The decision to cut interest rates is made by the MPC (Monetary Policy Committee), with nine people getting a vote. In this instance, seven voted for the cut from 4.75% to 4.5% - the other two didn’t want to increase interest rates, or keep them stable - they wanted to cut them even further.

The fact two out of the nine MPC voters wanted to go "further and faster,” Lewis says, shows how “concerned the Bank of England is about where the economy is heading”

As for Reeves?

Rumours that the Chancellor is at risk of being sacked by Keir Starmer made an appearance in the press today, but Emily’s sources tell her it’s “absolute rubbish.”

Jon agrees that it would be “surprising,” because Reeves and Starmer are so closely tied together with decision making. However, he says there could be a “grain of truth in it.”

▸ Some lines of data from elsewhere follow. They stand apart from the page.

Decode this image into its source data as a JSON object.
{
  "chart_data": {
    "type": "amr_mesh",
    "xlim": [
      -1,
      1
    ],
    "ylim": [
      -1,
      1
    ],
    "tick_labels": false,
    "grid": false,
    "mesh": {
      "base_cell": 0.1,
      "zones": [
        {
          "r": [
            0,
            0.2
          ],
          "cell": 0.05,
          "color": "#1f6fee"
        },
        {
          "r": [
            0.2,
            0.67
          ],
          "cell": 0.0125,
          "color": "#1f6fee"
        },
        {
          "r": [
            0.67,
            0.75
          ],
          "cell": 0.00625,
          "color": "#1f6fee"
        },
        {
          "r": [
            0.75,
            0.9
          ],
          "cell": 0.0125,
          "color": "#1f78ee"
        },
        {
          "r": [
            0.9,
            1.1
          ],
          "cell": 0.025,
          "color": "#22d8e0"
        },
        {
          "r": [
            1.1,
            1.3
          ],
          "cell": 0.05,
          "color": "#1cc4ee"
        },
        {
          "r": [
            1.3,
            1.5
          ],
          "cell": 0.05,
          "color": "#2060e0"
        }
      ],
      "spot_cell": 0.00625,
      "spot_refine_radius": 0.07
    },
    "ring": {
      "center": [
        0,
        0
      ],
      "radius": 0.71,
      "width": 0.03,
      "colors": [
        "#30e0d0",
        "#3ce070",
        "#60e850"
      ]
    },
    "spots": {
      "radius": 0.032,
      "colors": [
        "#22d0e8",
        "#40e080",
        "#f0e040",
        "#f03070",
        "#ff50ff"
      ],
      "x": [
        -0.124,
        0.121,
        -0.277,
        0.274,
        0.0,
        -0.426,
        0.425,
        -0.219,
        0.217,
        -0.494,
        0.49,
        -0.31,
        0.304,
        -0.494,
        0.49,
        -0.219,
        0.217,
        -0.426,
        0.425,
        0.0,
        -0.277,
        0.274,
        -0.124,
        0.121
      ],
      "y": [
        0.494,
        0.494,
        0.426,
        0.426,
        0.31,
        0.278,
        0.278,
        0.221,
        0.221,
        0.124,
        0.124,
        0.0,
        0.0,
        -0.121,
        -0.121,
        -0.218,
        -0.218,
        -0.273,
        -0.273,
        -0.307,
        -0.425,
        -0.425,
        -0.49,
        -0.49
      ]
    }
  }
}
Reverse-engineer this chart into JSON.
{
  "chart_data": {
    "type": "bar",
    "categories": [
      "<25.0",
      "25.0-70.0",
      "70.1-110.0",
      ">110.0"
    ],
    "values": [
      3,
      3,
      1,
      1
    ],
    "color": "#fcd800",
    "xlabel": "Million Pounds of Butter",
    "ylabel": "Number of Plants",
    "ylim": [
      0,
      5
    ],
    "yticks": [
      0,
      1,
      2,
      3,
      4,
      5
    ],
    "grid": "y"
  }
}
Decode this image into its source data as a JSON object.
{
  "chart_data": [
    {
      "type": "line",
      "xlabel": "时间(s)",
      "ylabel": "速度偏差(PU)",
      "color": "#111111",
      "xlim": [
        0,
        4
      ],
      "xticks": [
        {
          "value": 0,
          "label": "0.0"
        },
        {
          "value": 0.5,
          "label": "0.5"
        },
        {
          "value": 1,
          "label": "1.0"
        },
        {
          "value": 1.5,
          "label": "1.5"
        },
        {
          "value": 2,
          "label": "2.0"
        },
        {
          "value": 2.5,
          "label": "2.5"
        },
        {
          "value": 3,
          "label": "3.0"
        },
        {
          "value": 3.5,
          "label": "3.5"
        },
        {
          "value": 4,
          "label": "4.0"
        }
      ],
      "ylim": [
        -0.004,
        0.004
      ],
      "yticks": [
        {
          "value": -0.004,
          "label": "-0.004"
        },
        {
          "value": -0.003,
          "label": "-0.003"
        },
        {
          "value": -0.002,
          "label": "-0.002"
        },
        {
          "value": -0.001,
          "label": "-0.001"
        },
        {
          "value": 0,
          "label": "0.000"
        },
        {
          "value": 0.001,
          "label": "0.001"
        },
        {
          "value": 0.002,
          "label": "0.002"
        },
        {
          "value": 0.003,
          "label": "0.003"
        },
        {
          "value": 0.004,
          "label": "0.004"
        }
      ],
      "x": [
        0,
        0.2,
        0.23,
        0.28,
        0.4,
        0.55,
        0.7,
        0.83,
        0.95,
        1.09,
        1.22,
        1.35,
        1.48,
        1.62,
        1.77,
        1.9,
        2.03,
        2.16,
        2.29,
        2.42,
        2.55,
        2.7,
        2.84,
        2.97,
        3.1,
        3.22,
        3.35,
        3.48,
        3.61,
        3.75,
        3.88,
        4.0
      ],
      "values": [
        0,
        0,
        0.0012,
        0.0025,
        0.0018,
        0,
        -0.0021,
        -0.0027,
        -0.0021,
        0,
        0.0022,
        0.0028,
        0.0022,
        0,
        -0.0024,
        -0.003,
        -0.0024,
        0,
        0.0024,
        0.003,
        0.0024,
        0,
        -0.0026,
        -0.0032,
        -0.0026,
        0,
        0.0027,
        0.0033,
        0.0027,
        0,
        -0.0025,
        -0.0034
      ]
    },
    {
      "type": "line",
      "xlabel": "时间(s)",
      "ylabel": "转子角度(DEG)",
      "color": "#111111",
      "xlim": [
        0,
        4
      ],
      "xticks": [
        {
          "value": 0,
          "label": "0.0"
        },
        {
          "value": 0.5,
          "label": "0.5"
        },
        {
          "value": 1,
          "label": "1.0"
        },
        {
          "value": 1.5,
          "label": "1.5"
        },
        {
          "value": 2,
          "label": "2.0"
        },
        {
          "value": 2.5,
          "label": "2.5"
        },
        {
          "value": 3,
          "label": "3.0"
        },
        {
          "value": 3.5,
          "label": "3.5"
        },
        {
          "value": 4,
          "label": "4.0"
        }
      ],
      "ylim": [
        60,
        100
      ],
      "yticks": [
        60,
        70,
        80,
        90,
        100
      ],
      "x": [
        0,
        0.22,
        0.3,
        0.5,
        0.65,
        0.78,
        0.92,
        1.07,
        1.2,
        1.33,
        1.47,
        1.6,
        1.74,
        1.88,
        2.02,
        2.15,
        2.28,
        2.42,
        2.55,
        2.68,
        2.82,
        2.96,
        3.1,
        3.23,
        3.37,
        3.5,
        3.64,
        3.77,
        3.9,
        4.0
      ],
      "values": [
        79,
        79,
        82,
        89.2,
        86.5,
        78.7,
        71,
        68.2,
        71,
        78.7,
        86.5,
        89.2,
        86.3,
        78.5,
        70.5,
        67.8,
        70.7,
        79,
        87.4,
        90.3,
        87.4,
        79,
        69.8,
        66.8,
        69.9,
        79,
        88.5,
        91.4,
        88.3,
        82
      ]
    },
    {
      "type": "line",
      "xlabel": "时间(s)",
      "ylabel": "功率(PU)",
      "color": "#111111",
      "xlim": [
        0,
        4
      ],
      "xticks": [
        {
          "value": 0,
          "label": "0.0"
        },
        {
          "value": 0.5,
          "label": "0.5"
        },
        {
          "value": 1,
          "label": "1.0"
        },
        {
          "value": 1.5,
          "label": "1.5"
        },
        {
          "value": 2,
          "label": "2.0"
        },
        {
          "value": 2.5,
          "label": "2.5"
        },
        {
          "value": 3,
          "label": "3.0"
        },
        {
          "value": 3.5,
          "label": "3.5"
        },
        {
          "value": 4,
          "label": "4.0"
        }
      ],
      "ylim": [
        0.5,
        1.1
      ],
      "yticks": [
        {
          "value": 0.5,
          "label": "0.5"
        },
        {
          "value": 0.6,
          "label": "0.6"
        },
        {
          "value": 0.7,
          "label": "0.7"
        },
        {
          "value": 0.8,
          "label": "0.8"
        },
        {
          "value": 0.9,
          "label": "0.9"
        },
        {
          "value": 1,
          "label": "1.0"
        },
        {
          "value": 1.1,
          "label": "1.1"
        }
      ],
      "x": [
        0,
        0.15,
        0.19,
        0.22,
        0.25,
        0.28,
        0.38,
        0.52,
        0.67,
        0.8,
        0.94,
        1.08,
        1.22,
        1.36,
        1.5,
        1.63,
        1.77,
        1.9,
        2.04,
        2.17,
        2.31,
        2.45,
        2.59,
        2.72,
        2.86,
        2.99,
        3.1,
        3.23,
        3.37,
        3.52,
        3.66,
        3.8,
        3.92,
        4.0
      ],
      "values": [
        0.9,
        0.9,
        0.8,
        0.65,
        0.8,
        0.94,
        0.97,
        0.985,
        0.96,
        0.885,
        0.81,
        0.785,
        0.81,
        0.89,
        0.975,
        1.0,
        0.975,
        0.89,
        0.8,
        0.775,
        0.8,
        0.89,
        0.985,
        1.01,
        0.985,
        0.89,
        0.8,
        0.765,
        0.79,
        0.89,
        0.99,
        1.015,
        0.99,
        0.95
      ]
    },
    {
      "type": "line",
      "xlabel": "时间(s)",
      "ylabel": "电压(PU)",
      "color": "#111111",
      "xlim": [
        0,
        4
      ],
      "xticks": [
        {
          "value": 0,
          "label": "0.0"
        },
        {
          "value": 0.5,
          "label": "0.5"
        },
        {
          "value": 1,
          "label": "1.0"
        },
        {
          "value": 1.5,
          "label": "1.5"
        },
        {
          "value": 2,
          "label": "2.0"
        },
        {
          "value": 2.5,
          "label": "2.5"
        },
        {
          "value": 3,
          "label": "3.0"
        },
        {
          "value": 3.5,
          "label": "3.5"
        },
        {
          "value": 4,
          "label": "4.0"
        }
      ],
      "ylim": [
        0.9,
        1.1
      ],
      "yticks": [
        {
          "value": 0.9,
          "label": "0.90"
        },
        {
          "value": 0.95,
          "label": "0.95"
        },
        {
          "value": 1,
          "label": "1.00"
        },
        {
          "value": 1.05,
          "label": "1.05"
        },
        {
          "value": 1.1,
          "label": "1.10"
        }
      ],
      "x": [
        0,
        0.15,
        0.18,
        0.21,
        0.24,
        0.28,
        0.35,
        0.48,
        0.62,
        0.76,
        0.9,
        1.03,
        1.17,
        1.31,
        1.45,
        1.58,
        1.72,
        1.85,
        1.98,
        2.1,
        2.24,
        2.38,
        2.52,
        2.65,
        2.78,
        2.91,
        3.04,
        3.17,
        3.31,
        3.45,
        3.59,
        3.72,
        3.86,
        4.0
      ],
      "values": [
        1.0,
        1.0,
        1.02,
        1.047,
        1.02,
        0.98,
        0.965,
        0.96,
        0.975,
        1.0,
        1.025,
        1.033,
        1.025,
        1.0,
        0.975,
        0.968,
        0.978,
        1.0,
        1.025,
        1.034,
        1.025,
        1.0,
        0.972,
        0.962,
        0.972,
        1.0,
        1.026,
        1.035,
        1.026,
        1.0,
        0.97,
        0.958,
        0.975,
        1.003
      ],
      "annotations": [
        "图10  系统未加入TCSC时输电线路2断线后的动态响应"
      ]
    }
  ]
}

“It could be that there are people who are starting to think that maybe the problem is Rachel Reeves as the head of the Treasury, and therefore maybe we're never going to be able to turn it around, while Rachel is the front figure.”

But whether Reeves remains or leaves, the current economics remains the same. So the key question really, is, if the forecast for growth is this bad, what happens next - tax rises or spending cuts?

Neither are aligned with Reeves’ fiscal rules.

“If she's not going to borrow more and she's not going to tax more, we'll face even more severe cuts in non protected government departments than we've seen,” Lewis says.

“And the politics of that, both in the country, but crucially, inside the parliamentary Labour Party, could be absolutely torturous.”